In addition to the grid size, the user can adjust two factors that control the behavior of the model. The infection probability defines how likely it is that a neighbor of an infected person will become infected. The default is 20%, meaning that each of the eight grid cells that are adjacent to an infectious (red) cell will have a 20% chance of becoming infected (red). The contagious period is the number of days that an infected person remains contagious after onset. By default, the contagious period is set at four days, meaning an infected person can infect those with whom they come in contact for four days, but after that they are no longer a risk to spread the disease. Both the infection probability and the contagious period can be adjusted using slide bars.
|
Grid size: 50 |
Disease Spread Simulator This simulation models the spread of a disease, starting with one infected patient on Day 0. Note: red cells represent infected and contagious patients, while gray cells represent recovered patients. Infection probability: 20% |
FIGURE 1. Nondeterministic Disease Spread Model.

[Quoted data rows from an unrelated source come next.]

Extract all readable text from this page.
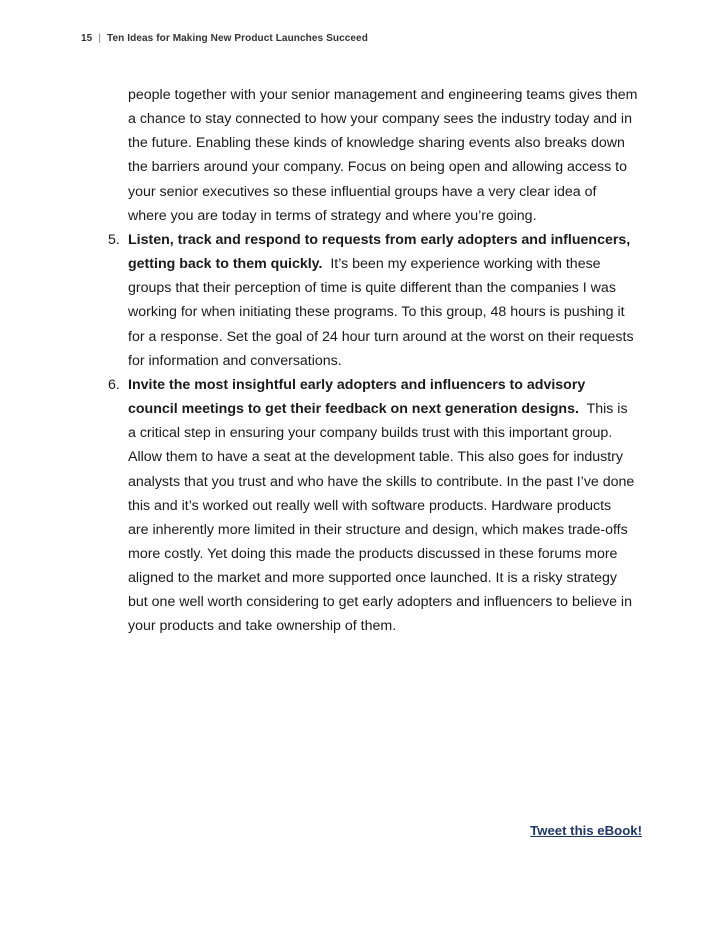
15 | Ten Ideas for Making New Product Launches Succeed
people together with your senior management and engineering teams gives them
a chance to stay connected to how your company sees the industry today and in
the future. Enabling these kinds of knowledge sharing events also breaks down
the barriers around your company. Focus on being open and allowing access to
your senior executives so these influential groups have a very clear idea of
where you are today in terms of strategy and where you’re going.
5. Listen, track and respond to requests from early adopters and influencers,
getting back to them quickly.  It’s been my experience working with these
groups that their perception of time is quite different than the companies I was
working for when initiating these programs. To this group, 48 hours is pushing it
for a response. Set the goal of 24 hour turn around at the worst on their requests
for information and conversations.
6. Invite the most insightful early adopters and influencers to advisory
council meetings to get their feedback on next generation designs.  This is
a critical step in ensuring your company builds trust with this important group.
Allow them to have a seat at the development table. This also goes for industry
analysts that you trust and who have the skills to contribute. In the past I’ve done
this and it’s worked out really well with software products. Hardware products
are inherently more limited in their structure and design, which makes trade-offs
more costly. Yet doing this made the products discussed in these forums more
aligned to the market and more supported once launched. It is a risky strategy
but one well worth considering to get early adopters and influencers to believe in
your products and take ownership of them.
Tweet this eBook!
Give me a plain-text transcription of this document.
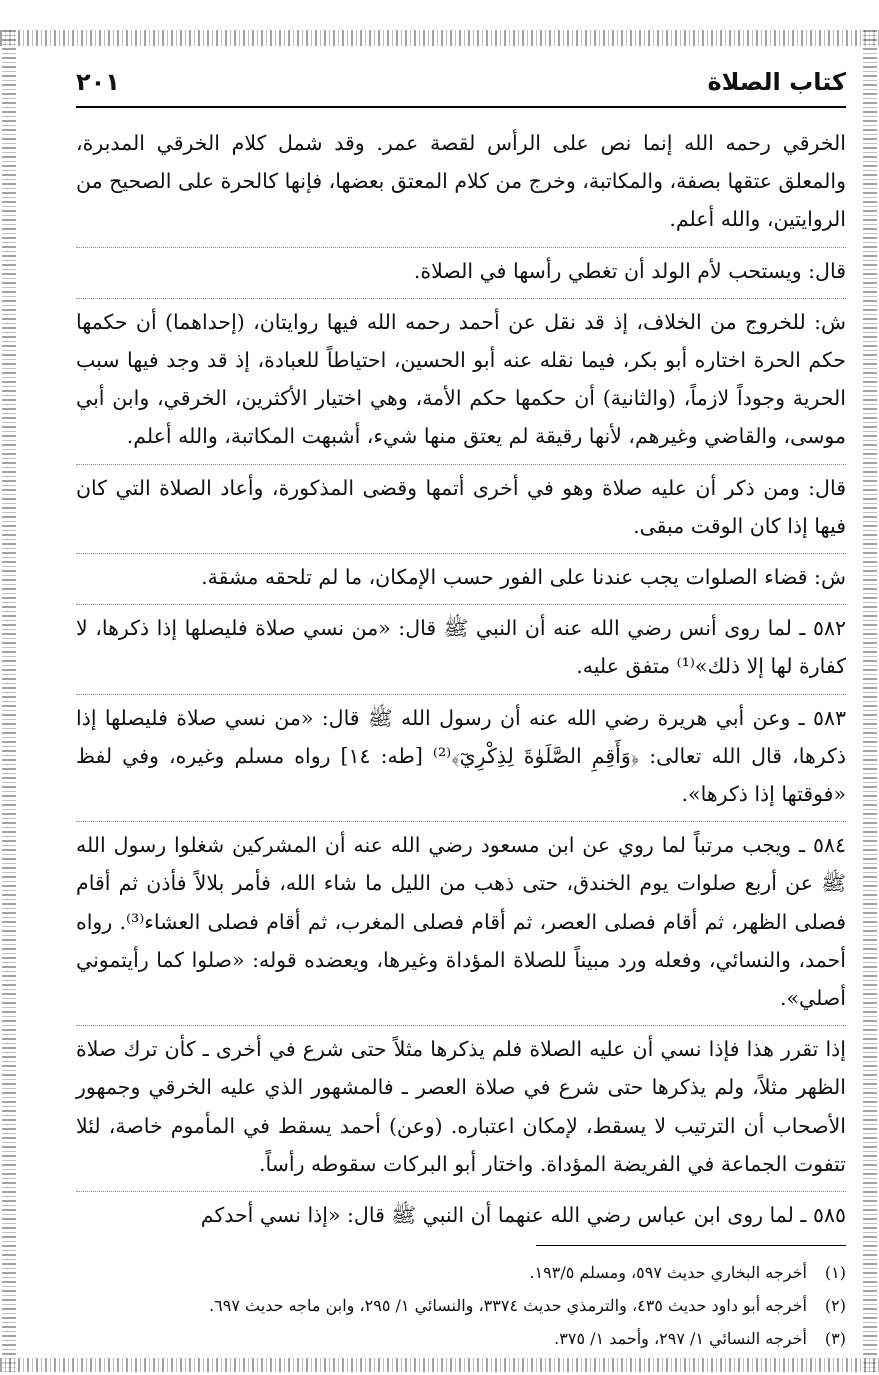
كتاب الصلاة
٢٠١

الخرقي رحمه الله إنما نص على الرأس لقصة عمر. وقد شمل كلام الخرقي المدبرة، والمعلق عتقها بصفة، والمكاتبة، وخرج من كلام المعتق بعضها، فإنها كالحرة على الصحيح من الروايتين، والله أعلم.

قال: ويستحب لأم الولد أن تغطي رأسها في الصلاة.

ش: للخروج من الخلاف، إذ قد نقل عن أحمد رحمه الله فيها روايتان، (إحداهما) أن حكمها حكم الحرة اختاره أبو بكر، فيما نقله عنه أبو الحسين، احتياطاً للعبادة، إذ قد وجد فيها سبب الحرية وجوداً لازماً، (والثانية) أن حكمها حكم الأمة، وهي اختيار الأكثرين، الخرقي، وابن أبي موسى، والقاضي وغيرهم، لأنها رقيقة لم يعتق منها شيء، أشبهت المكاتبة، والله أعلم.

قال: ومن ذكر أن عليه صلاة وهو في أخرى أتمها وقضى المذكورة، وأعاد الصلاة التي كان فيها إذا كان الوقت مبقى.

ش: قضاء الصلوات يجب عندنا على الفور حسب الإمكان، ما لم تلحقه مشقة.

٥٨٢ ـ لما روى أنس رضي الله عنه أن النبي ﷺ قال: «من نسي صلاة فليصلها إذا ذكرها، لا كفارة لها إلا ذلك»⁽¹⁾ متفق عليه.

٥٨٣ ـ وعن أبي هريرة رضي الله عنه أن رسول الله ﷺ قال: «من نسي صلاة فليصلها إذا ذكرها، قال الله تعالى: ﴿وَأَقِمِ الصَّلَوٰةَ لِذِكْرِيٓ﴾⁽²⁾ [طه: ١٤] رواه مسلم وغيره، وفي لفظ «فوقتها إذا ذكرها».

٥٨٤ ـ ويجب مرتباً لما روي عن ابن مسعود رضي الله عنه أن المشركين شغلوا رسول الله ﷺ عن أربع صلوات يوم الخندق، حتى ذهب من الليل ما شاء الله، فأمر بلالاً فأذن ثم أقام فصلى الظهر، ثم أقام فصلى العصر، ثم أقام فصلى المغرب، ثم أقام فصلى العشاء⁽³⁾. رواه أحمد، والنسائي، وفعله ورد مبيناً للصلاة المؤداة وغيرها، ويعضده قوله: «صلوا كما رأيتموني أصلي».

إذا تقرر هذا فإذا نسي أن عليه الصلاة فلم يذكرها مثلاً حتى شرع في أخرى ـ كأن ترك صلاة الظهر مثلاً، ولم يذكرها حتى شرع في صلاة العصر ـ فالمشهور الذي عليه الخرقي وجمهور الأصحاب أن الترتيب لا يسقط، لإمكان اعتباره. (وعن) أحمد يسقط في المأموم خاصة، لئلا تتفوت الجماعة في الفريضة المؤداة. واختار أبو البركات سقوطه رأساً.

٥٨٥ ـ لما روى ابن عباس رضي الله عنهما أن النبي ﷺ قال: «إذا نسي أحدكم

(١) أخرجه البخاري حديث ٥٩٧، ومسلم ١٩٣/٥.
(٢) أخرجه أبو داود حديث ٤٣٥، والترمذي حديث ٣٣٧٤، والنسائي ١/ ٢٩٥، وابن ماجه حديث ٦٩٧.
(٣) أخرجه النسائي ١/ ٢٩٧، وأحمد ١/ ٣٧٥.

EXERCISE 10.4: Experiment with the nondeterministic model in FIGURE 1. If you run several simulations using the same settings, are the resulting infection patterns different from each other? If so, how similar are they in terms of shape and overall percentage infected?
EXERCISE 10.5: Determine how sensitive this nondeterministic model is to changes in the infection rate and contagious period. For example, if you reduce the infection rate to 15%, does that significantly change the shape and the overall infection percentage of the resulting simulations? How about if you reduce the infection rate to 10%? How low would you need to reduce the infection rate for the spread to completely die out within the population?
Similarly, how does decreasing or increasing the contagious period affect the simulation results? How low would you need to reduce the contagious period for the spread to completely die out within the population?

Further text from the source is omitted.